家でやって朝イチで提出すると約束した数学のノートを職員室へ持って行って、教室に入った。

挨拶を交わしながら席へ着く。

田中はまだ来ていない。

「おはよーえみ」

「今日はなんかおそくなーい?」

恭子と織恵がやってきた。

「あーうん。数学のノート出してきた」

「昨日終わらなかったの?」

「そう。

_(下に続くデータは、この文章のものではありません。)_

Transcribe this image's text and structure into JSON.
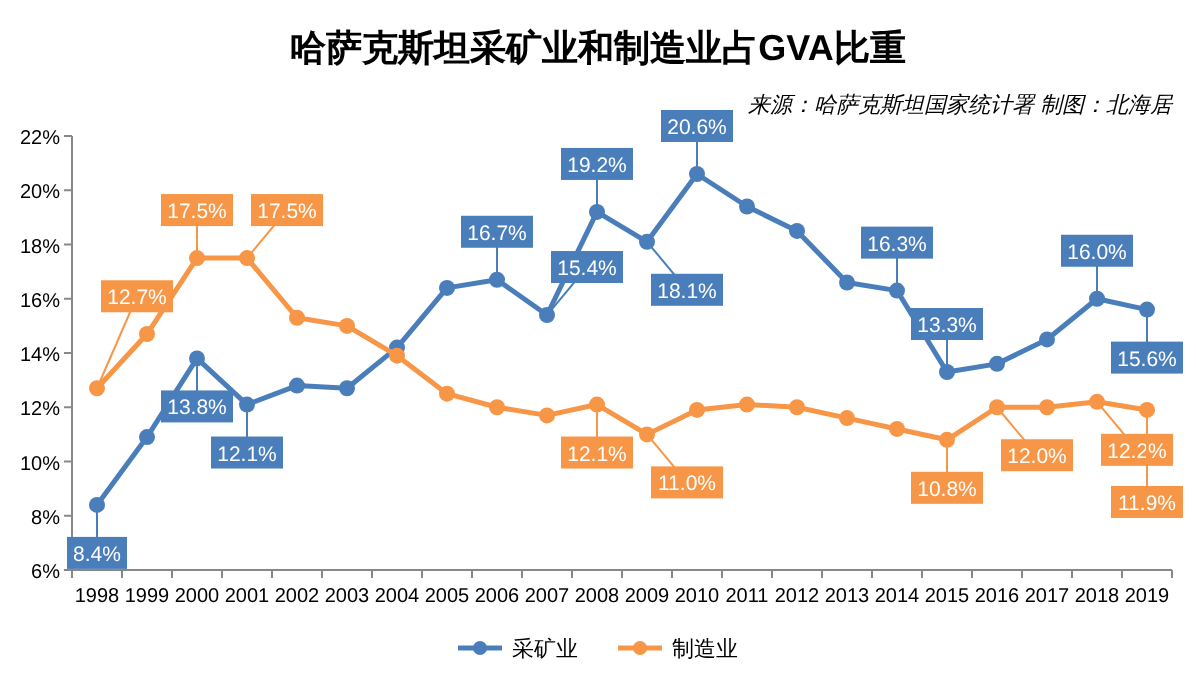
{
  "chart_data": {
    "type": "line",
    "title": "哈萨克斯坦采矿业和制造业占GVA比重",
    "annotations": [
      "来源：哈萨克斯坦国家统计署  制图：北海居"
    ],
    "categories": [
      "1998",
      "1999",
      "2000",
      "2001",
      "2002",
      "2003",
      "2004",
      "2005",
      "2006",
      "2007",
      "2008",
      "2009",
      "2010",
      "2011",
      "2012",
      "2013",
      "2014",
      "2015",
      "2016",
      "2017",
      "2018",
      "2019"
    ],
    "ylim": [
      6,
      22
    ],
    "yticks": [
      {
        "value": 6,
        "label": "6%"
      },
      {
        "value": 8,
        "label": "8%"
      },
      {
        "value": 10,
        "label": "10%"
      },
      {
        "value": 12,
        "label": "12%"
      },
      {
        "value": 14,
        "label": "14%"
      },
      {
        "value": 16,
        "label": "16%"
      },
      {
        "value": 18,
        "label": "18%"
      },
      {
        "value": 20,
        "label": "20%"
      },
      {
        "value": 22,
        "label": "22%"
      }
    ],
    "grid": false,
    "legend": "bottom",
    "marker": "circle",
    "line_style": "solid",
    "series": [
      {
        "name": "采矿业",
        "color": "#4a7ebb",
        "values": [
          8.4,
          10.9,
          13.8,
          12.1,
          12.8,
          12.7,
          14.2,
          16.4,
          16.7,
          15.4,
          19.2,
          18.1,
          20.6,
          19.4,
          18.5,
          16.6,
          16.3,
          13.3,
          13.6,
          14.5,
          16.0,
          15.6
        ],
        "value_labels": [
          "8.4%",
          null,
          "13.8%",
          "12.1%",
          null,
          null,
          null,
          null,
          "16.7%",
          "15.4%",
          "19.2%",
          "18.1%",
          "20.6%",
          null,
          null,
          null,
          "16.3%",
          "13.3%",
          null,
          null,
          "16.0%",
          "15.6%"
        ]
      },
      {
        "name": "制造业",
        "color": "#f79646",
        "values": [
          12.7,
          14.7,
          17.5,
          17.5,
          15.3,
          15.0,
          13.9,
          12.5,
          12.0,
          11.7,
          12.1,
          11.0,
          11.9,
          12.1,
          12.0,
          11.6,
          11.2,
          10.8,
          12.0,
          12.0,
          12.2,
          11.9
        ],
        "value_labels": [
          "12.7%",
          null,
          "17.5%",
          "17.5%",
          null,
          null,
          null,
          null,
          null,
          null,
          "12.1%",
          "11.0%",
          null,
          null,
          null,
          null,
          null,
          "10.8%",
          "12.0%",
          null,
          "12.2%",
          "11.9%"
        ]
      }
    ]
  }
}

家で何とか終わらせた」

三人でわいわい話していると、開けっ放しになっている教室の前扉から、田中が入ってくるのが見えた。

ドキッというより、ギクッとする。

「田中ーおはよー」

「おはよー」

何も知らない恭子と織恵が普通に声をかける。

「おう、おはよう」

田中も普通に返している。

「お、おはよ……」

あたし、普通にできたかな?

「ん、おはよ」

田中はいつもより小さい声で返して、スクバを机に掛け、すぐに教室のどこかへと行ってしまった。

……え? あれ?

それだけ?

いつももっと、嫌なこととかたくさん言ってくるよね?

昨日告白したから、田中も気まずく思ってる?

恭子と織恵に視線を移す。

二人は田中の変化になど全く気付いていないようだった。